The cocktail programme is worth arriving early for. The Pisco Sour has been rebuilt with Szechuan pepper and fresh lychee in a version that tastes more confident than reverent. The coconut-washed daiquiris and the house margaritas with Asian herb infusions demonstrate the same approach: respect for the source, willingness to push. The space itself — 557 square metres of high-voltage design — holds large groups without feeling communal in the way that compromises conversation. Acoustic control is thoughtful for a room of this energy level.

Why It's Perfect for a Birthday

INKA is engineered for celebration. The theatrical presentation of every course creates natural moments of shared experience; the 200-seat room has enough energy to feel festive without the mechanical birthday-restaurant choreography that makes other celebrations feel managed rather than spontaneous. Large tables are handled with genuine warmth — the group dining format of the menu, with dishes designed for sharing, means the table functions as a unit rather than a collection of individual orders. And the bar programme provides the kind of cocktail momentum that keeps a birthday dinner running well into the evening without requiring anyone to switch drinks.

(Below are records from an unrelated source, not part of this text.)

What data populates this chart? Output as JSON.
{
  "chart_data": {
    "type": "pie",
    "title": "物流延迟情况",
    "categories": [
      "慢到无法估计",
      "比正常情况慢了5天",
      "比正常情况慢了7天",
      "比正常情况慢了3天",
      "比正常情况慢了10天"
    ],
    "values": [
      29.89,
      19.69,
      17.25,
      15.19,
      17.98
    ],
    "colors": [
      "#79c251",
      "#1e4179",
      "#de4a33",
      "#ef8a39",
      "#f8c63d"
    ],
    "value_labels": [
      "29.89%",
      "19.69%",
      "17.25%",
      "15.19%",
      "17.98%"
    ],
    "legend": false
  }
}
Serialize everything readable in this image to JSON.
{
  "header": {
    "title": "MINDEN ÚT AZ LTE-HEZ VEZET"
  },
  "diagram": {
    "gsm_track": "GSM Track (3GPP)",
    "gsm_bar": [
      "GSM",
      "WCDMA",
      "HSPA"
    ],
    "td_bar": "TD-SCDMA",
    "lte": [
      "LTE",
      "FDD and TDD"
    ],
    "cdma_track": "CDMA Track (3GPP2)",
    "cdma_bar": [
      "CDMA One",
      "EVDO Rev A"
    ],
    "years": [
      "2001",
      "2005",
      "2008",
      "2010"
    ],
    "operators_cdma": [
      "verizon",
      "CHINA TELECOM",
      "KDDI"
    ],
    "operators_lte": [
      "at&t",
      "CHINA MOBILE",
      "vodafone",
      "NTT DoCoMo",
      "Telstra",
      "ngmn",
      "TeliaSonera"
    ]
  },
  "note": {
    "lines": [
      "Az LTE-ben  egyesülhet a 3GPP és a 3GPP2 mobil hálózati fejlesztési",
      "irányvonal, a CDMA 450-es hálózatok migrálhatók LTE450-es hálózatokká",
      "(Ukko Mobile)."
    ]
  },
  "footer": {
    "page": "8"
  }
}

Why It's Perfect for a Team Dinner

A team dinner at INKA accomplishes what few restaurants can: it gives a group of people who spend most of their time in meeting rooms a genuinely novel shared experience. The sharing menu format ensures everyone is in the same food narrative simultaneously, the theatrical service provides natural conversation reset points, and the energy of the room is high enough to feel like an event rather than an extended office dinner. For teams that have done the standard Hakkasan or Ziya round, INKA is the answer that demonstrates someone on the team is paying attention to what is actually happening in Mumbai's dining scene.

8.6 Food
9.1 Ambience
8.0 Value

Signature Dishes

The Inti Smoked Tiradito — raw fish cured in tiger's milk with a smoked oil finish — is the dish that reviews uniformly cite as the reason to visit. The 48-hour pork belly, slow-braised with Andean chilli and finished on the grill, is the mountain section's showpiece. Banana Flake Seabass delivers the theatrical element most memorably: the fish arrives encrusted and plated with elements that transform on contact with heat. Arroz del Mar — a Peruvian seafood rice that borrows technique from Japanese donabe cooking — is the dish for tables that want one definitive main course to share. The Spicy Akami Tuna and Lamb Yakitori are the two bar snacks worth ordering as the evening's opening act.

The Verdict

Mumbai's most cinematic dining experience, with substance behind the spectacle. INKA is not trying to be the city's most refined tasting menu — Masque owns that territory — but for a celebration, a team dinner, or a first date that needs to make an impression, it delivers something none of Mumbai's other restaurants can: the feeling that the food itself is the event.